2
votes

I have XML file there is <a> and <b> for each element

I want to write a query using XQuery to return True or False

there is an element called <element>.

each <element> has 2 element in it <a>and<b>.

Return False : if there is any <a> has the same value as another <a> in another element && there <b>'s value are different

otherwise True : <a> values are differnt in each element or there is similarity but there <b> values are different

for example

<root>
<element>
   <a>ttt</a>
   <b>tttsame</b>
</element>
<element>
   <a>ttt</a>
   <b>tttsame</b>
</element>
<element>
   <a/>
   <b>value</b>
</element>
<element>
   <a>rrr</a>
   <b>rrrvalue</b>
</element>
<element>
   <a>mmm</a>
   <b>rrrvalue</b>
</element>
<element>
   <a>mmm</a>
   <b>rrrvalue</b>
</element>
</root>

This one should be okay should return true

<root>
<element>
   <a>ttt</a>
   <b>ttt value</b>
</element>
<element>
   <a>ttt</a>
   <b>ttrdiff</b>
</element>
<element>
   <a/>
   <b>value</b>
</element>
<element>
   <a>mmm</a>
   <b>rrrvalue</b>
</element> 
</root>

shoudn't be accepted because ttt has two different values should return false

3
This is still unclear. What's the difference between the "good" XML and the "bad" XML?zx485
There is still no clear relation between input XML and output XML.zx485

3 Answers

2
votes

You could group on a and then check if there is more than one distinct b in any group, for instance with

not
(
    for $a-group in root/element
    group by $a := $a-group/a
    where tail(distinct-values($a-group/b))
    return $a-group
)

https://xqueryfiddle.liberty-development.net/6qM2e2r/0 and https://xqueryfiddle.liberty-development.net/6qM2e2r/1 has your two input samples.

As for how it works, the question asks to return false "if there is any <a> has the same value as another <a> in another element && there <b>'s value are different".

To find element elements with the same a child element we can group by $a := $a-group/a in a for $a-group in root/element expression. The distinct or different b values in each group of as with the same value are computed by distinct-values($a-group/b), if there are at least two different b values then tail(distinct-values($a-group/b)) contains at least one value, otherwise it is an empty sequence. This works as through XQuery 3's group by clause "In the post-grouping tuple generated for a given group, each non-grouping variable is bound to a sequence containing the concatenated values of that variable in all the pre-grouping tuples that were assigned to that group" (https://www.w3.org/TR/xquery-31/#id-group-by) so that after the group by $a := $a-group/a clause the variable $a-group is bound to a sequence of element elements with the same grouping key based on the a child element.

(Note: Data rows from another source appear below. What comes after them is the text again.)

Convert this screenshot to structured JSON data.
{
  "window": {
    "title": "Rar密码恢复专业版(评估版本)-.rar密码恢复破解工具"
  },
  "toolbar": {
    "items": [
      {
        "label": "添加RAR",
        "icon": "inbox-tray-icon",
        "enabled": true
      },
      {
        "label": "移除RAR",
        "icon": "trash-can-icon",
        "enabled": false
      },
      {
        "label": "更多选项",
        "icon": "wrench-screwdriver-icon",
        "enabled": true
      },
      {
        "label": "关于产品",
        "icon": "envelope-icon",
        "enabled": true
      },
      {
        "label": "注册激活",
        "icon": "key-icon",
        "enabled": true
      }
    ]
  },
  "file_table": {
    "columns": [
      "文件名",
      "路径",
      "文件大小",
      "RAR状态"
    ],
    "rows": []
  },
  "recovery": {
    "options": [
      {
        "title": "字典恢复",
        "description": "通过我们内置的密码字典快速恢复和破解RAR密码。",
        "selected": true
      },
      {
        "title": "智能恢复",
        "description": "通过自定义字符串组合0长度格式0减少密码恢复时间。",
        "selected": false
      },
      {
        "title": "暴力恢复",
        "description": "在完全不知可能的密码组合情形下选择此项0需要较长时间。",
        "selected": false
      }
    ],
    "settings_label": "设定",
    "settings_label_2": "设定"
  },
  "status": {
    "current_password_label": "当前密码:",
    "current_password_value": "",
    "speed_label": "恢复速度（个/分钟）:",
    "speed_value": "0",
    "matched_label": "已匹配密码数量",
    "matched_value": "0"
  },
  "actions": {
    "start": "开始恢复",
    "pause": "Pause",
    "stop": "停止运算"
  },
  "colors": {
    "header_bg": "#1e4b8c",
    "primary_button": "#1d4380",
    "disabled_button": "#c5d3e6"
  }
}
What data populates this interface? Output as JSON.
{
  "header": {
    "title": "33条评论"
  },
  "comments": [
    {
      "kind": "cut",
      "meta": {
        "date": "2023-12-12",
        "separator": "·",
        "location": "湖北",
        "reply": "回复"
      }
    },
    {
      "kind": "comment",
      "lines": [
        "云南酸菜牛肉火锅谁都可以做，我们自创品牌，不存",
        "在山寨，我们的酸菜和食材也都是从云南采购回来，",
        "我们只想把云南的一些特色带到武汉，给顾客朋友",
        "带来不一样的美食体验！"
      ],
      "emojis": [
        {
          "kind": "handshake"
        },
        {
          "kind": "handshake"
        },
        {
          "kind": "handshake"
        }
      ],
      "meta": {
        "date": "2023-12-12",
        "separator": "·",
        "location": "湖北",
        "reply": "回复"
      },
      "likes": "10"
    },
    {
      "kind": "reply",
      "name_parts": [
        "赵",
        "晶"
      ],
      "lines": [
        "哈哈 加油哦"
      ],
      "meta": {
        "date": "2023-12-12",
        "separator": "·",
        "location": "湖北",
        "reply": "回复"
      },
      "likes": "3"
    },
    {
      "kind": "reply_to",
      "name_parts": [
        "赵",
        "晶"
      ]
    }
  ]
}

So the complete for .. group by .. where .. return selects the groups of element elements with the same a value where there are at least two different/distinct b values.

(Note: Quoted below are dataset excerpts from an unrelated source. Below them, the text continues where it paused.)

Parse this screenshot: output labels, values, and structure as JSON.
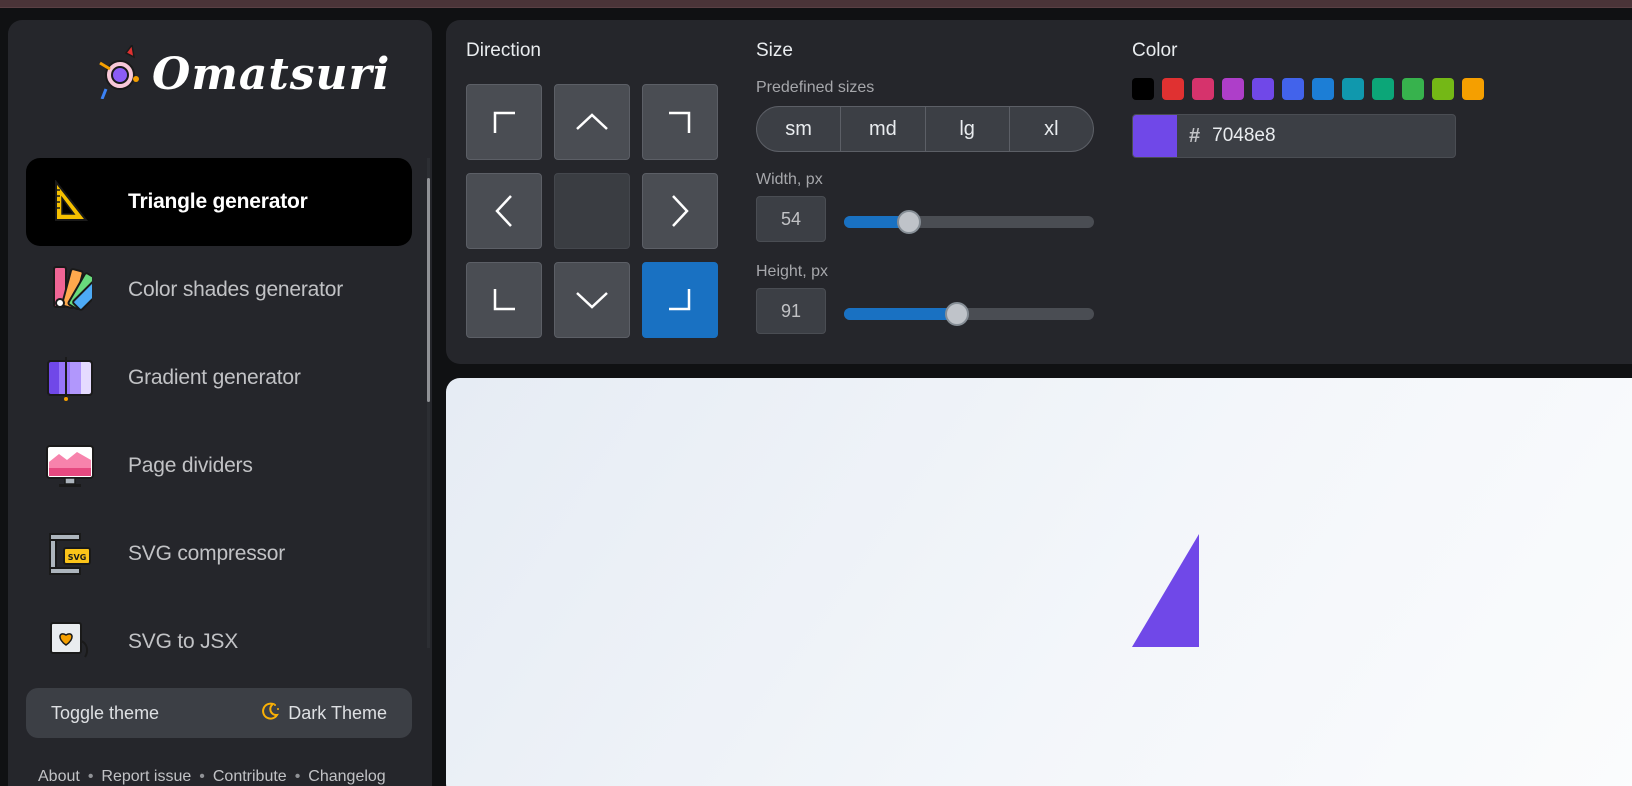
{
  "app": {
    "name": "Omatsuri"
  },
  "sidebar": {
    "items": [
      {
        "label": "Triangle generator",
        "icon": "set-square-icon",
        "active": true
      },
      {
        "label": "Color shades generator",
        "icon": "color-palette-icon",
        "active": false
      },
      {
        "label": "Gradient generator",
        "icon": "gradient-icon",
        "active": false
      },
      {
        "label": "Page dividers",
        "icon": "monitor-icon",
        "active": false
      },
      {
        "label": "SVG compressor",
        "icon": "svg-press-icon",
        "active": false
      },
      {
        "label": "SVG to JSX",
        "icon": "svg-heart-icon",
        "active": false
      }
    ],
    "toggle_label": "Toggle theme",
    "theme_label": "Dark Theme",
    "footer_links": [
      "About",
      "Report issue",
      "Contribute",
      "Changelog"
    ]
  },
  "controls": {
    "direction": {
      "title": "Direction",
      "options": [
        "top-left",
        "top",
        "top-right",
        "left",
        "center",
        "right",
        "bottom-left",
        "bottom",
        "bottom-right"
      ],
      "selected": "bottom-right"
    },
    "size": {
      "title": "Size",
      "predefined_label": "Predefined sizes",
      "predefined": [
        "sm",
        "md",
        "lg",
        "xl"
      ],
      "width_label": "Width, px",
      "width_value": "54",
      "width_fraction": 0.26,
      "height_label": "Height, px",
      "height_value": "91",
      "height_fraction": 0.45
    },
    "color": {
      "title": "Color",
      "hash": "#",
      "value": "7048e8",
      "preview": "#7048e8",
      "swatches": [
        "#000000",
        "#e03131",
        "#d6336c",
        "#ae3ec9",
        "#7048e8",
        "#4263eb",
        "#1c7ed6",
        "#1098ad",
        "#0ca678",
        "#37b24d",
        "#74b816",
        "#f59f00"
      ]
    }
  },
  "preview": {
    "triangle_color": "#7048e8"
  }
}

As the requirement is to "return false" if any such groups exist the not() function is applied to implement that condition as the boolean value of a non-empty sequence is true and the not(..) then gives false if there are any elements meeting the condition expressed in the for selection.

2
votes

Simple XPath 2.0:

empty(
        (for $parentA-Dubled in /*/*[a = following-sibling::*/a]
           return
             empty($parentA-Dubled/following-sibling::*
                                        [$parentA-Dubled/a eq a and $parentA-Dubled/b ne b])
        )
        [not(.)]
      )

XSLT 2.0 - based verification:

<xsl:stylesheet version="2.0" xmlns:xsl="http://www.w3.org/1999/XSL/Transform">
 <xsl:output omit-xml-declaration="yes" indent="yes"/>

  <xsl:template match="/">
    <xsl:value-of select=
    "empty(
            (for $parentA-Dubled in /*/*[a = following-sibling::*/a]
              return
                empty($parentA-Dubled/following-sibling::*
                                         [$parentA-Dubled/a eq a and $parentA-Dubled/b ne b])
            )
             [not(.)]
          )
     "/>
    </xsl:template>
</xsl:stylesheet>

When this transformation is applied on any XML document, it evaluates the XPath expression and outputs the result of this evaluation.

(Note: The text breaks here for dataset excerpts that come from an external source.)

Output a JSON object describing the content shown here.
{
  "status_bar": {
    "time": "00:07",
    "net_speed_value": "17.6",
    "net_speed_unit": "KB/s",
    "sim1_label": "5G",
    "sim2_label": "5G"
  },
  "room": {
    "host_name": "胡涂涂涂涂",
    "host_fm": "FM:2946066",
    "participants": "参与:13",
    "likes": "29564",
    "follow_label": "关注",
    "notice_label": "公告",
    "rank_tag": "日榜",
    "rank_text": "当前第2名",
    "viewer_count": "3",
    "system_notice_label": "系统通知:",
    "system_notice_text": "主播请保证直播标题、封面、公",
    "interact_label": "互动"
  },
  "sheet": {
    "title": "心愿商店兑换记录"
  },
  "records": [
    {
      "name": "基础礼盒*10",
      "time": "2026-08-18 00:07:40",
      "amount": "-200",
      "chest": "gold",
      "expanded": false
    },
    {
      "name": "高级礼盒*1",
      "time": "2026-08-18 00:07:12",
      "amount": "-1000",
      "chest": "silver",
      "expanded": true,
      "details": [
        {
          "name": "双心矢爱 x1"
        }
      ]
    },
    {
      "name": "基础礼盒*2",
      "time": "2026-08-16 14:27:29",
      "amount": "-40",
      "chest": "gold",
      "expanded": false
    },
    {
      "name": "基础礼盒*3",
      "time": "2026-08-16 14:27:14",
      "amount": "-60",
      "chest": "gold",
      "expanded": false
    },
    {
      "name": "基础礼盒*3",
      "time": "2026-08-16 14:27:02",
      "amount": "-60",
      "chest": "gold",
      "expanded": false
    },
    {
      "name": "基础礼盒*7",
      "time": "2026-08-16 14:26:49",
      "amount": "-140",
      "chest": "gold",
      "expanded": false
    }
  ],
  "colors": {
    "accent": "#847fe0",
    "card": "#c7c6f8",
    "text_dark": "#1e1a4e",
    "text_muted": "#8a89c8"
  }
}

When applied on the first provided XML document, the wanted, correct result is produced:

true

When applied on the second provided XML document, again the wanted, correct result is produced:

false

Explanation:

This sub-expression:

(for $parentA-Dubled in /*/*[a = following-sibling::*/a]
               return
                 empty($parentA-Dubled/following-sibling::*
                          [$parentA-Dubled/a eq a and $parentA-Dubled/b ne b])

evaluates to a sequence of boolean values: true() / false()

true() is returned when this is true:

empty($parentA-Dubled/following-sibling::*
                          [$parentA-Dubled/a eq a and $parentA-Dubled/b ne b])

This means that true() is returned for every occasion when there is an $parentA-Dubled/a that has no other a (a child of a following sibling of $parentA-Dubled with the same value as $parentA-Dubled/a but the value of its b sibling is different than the value of $parentA-Dubled/b.

To summarize: true() is returned when for all a elements with the same value, their b siblings also have (all b s) the same value

Then when is the case when false() is returned?

Returning false() means that empty() returned false() -- that is, there exists at least one occasion of two a elements that have the same value, but their b siblings have different values.

Thus, the sub-expression above returns a sequence such as:

true(), true(), true(), ..., true() -- all values are true()

or

true(), true(), true(), ..., false), ..., true() -- at least one of the values is false()

The original problem requires us to return true() in the first case and to return false() in the second case.

This is easy to express as:

empty($booleanSequence[. eq false()]) -- and this is equivalent to the shorter:

empty($booleanSequence[not(.)])

Now, we just need to substitute in the above expression $booleanSequence with the first sub-expression that we analyzed above:

(for $parentA-Dubled in /*/*[a = following-sibling::*/a]
               return
                 empty($parentA-Dubled/following-sibling::*
                          [$parentA-Dubled/a eq a and $parentA-Dubled/b ne b])

Thus we obtain the complete XPath expression that solves the original problem:

empty(
        (for $parentA-Dubled in /*/*[a = following-sibling::*/a]
           return
             empty($parentA-Dubled/following-sibling::*
                                        [$parentA-Dubled/a eq a and $parentA-Dubled/b ne b])
        )
        [not(.)]
      )
0
votes

Try this XQuery code to get only one distinct item of <a> (The corresponding <b> value is not specified; here, the first element is chosen):

let $file := doc("input.xml")/root,
    $vals := distinct-values($file/element/a) return
  <root>
    {for $i in $vals return $file/element[a=$i][1]}
  </root>

Its result is:

<root>
    <element>
        <a>ttt</a>
        <b>ttt value</b>
    </element>
    <element>
        <a/>
        <b>value</b>
    </element>
    <element>
        <a>rrr</a>
        <b>rrrvalue</b>
    </element>
    <element>
        <a>mmm</a>
        <b>rrrvalue</b>
    </element>
</root>